Albe s'était soumise, mais, dans une bataille contre les Fidénates, que les Véiens soutenaient, le dictateur des Albains, Mettius Fuffetius, attendit à l'écart avec ses troupes l'issue du combat. Tullus invoque la Pâleur et la Terreur, leur promettant un temple si elles jettent l'effroi dans les rangs ennemis ; puis, vainqueur, il dit au traître : Ton coeur s'est partagé entre moi et mes ennemis, ainsi sera-t-il fait de ton corps, et on l'attacha à deux chars tirés en sens contraire. Puis Albe fut détruite, son peuple transféré à Rome sur le Caelius, ses patriciens admis dans le sénat, et ses riches parmi les chevaliers. Rome hérita des vieilles légendes d'Albe, de sa famille des Jules, d'où César sortit, et de ses droits comme métropole de plusieurs cités latines. Six siècles plus tard, les Hostilius, qui prétendaient descendre du troisième roi de Rome, faisaient représenter sur des monnaies les deux redoutables divinités que leur aïeul avait, disait-on, invoquées.

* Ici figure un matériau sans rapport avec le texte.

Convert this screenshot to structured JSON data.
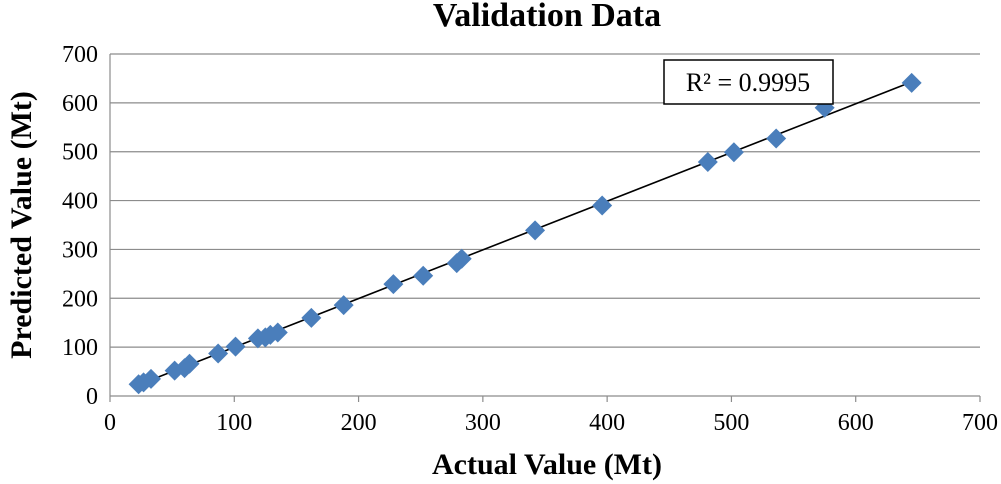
{
  "chart_data": {
    "type": "scatter",
    "title": "Validation Data",
    "xlabel": "Actual Value (Mt)",
    "ylabel": "Predicted Value (Mt)",
    "xlim": [
      0,
      700
    ],
    "ylim": [
      0,
      700
    ],
    "xticks": [
      0,
      100,
      200,
      300,
      400,
      500,
      600,
      700
    ],
    "yticks": [
      0,
      100,
      200,
      300,
      400,
      500,
      600,
      700
    ],
    "grid": true,
    "legend": "none",
    "marker_color": "#4a7ebb",
    "annotation": "R² = 0.9995",
    "trendline": {
      "x": [
        22,
        644
      ],
      "y": [
        22,
        642
      ]
    },
    "series": [
      {
        "name": "Validation",
        "x": [
          23,
          27,
          33,
          52,
          60,
          64,
          87,
          101,
          119,
          125,
          129,
          135,
          162,
          188,
          228,
          252,
          279,
          283,
          342,
          396,
          481,
          502,
          536,
          575,
          645
        ],
        "y": [
          24,
          28,
          35,
          52,
          57,
          66,
          87,
          101,
          118,
          120,
          125,
          130,
          160,
          186,
          229,
          246,
          272,
          281,
          339,
          390,
          479,
          499,
          527,
          590,
          641
        ]
      }
    ]
  }
}
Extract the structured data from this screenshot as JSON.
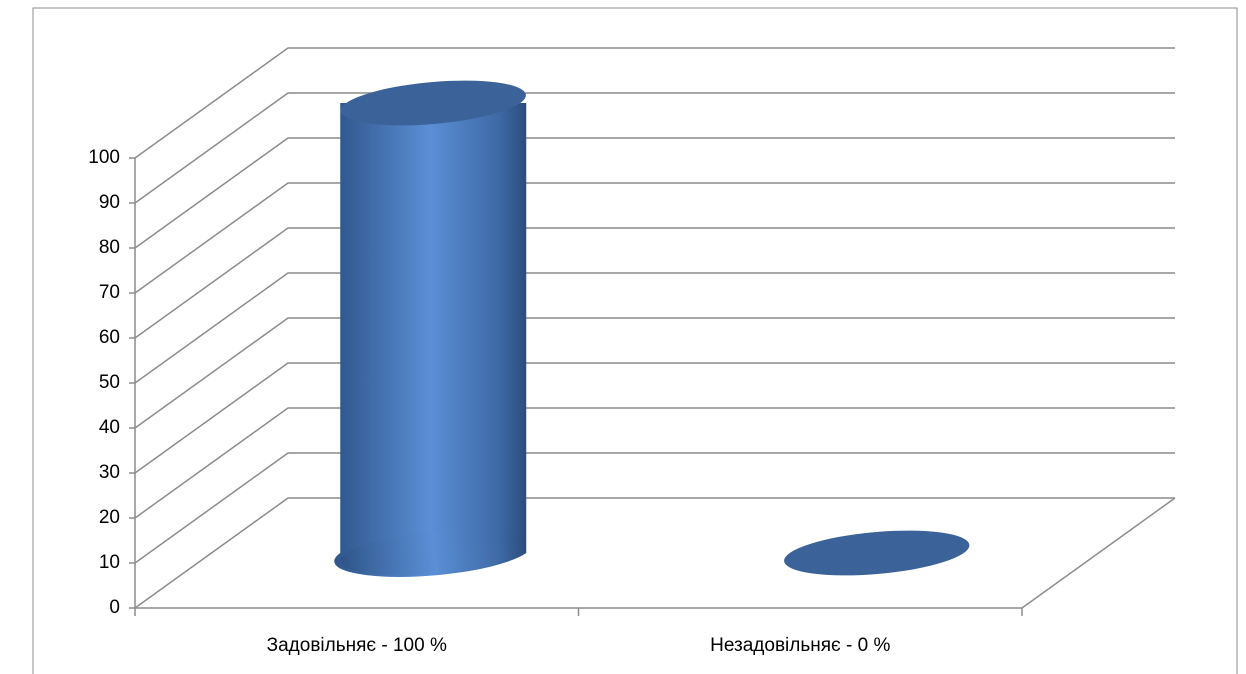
{
  "chart_data": {
    "type": "bar3d_cylinder",
    "categories": [
      "Задовільняє - 100 %",
      "Незадовільняє - 0 %"
    ],
    "values": [
      100,
      0
    ],
    "color": "#4f81bd",
    "ylim": [
      0,
      100
    ],
    "yticks": [
      0,
      10,
      20,
      30,
      40,
      50,
      60,
      70,
      80,
      90,
      100
    ],
    "grid": true
  }
}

Tullus combattit encore avec succès les Sabins et les Véiens, dont il assiégea la ville. Mais il négligeait le service des dieux ; leur colère attira sur Rome une maladie contagieuse qui atteignit le roi lui-même. Comme Romulus, il eut une fin tragique et mystérieuse. Il avait cru trouver dans les livres de Numa un moyen d'expiation et le secret de forcer Jupiter Elicius à des révélations. Une faute commise dans ces conjurations redoutables attira sur lui la foudre, et la flamme dévora son corps et son palais (640). Celui, dit Tite Live, qui jusqu'alors avait regardé comme indigne d'un roi de s'occuper des choses sacrées, devint la proie de toutes les superstitions et remplit la cité de pratiques religieuses. Vieille histoire, toujours nouvelle. Un récit plus prosaïque le fait tuer par Ancus.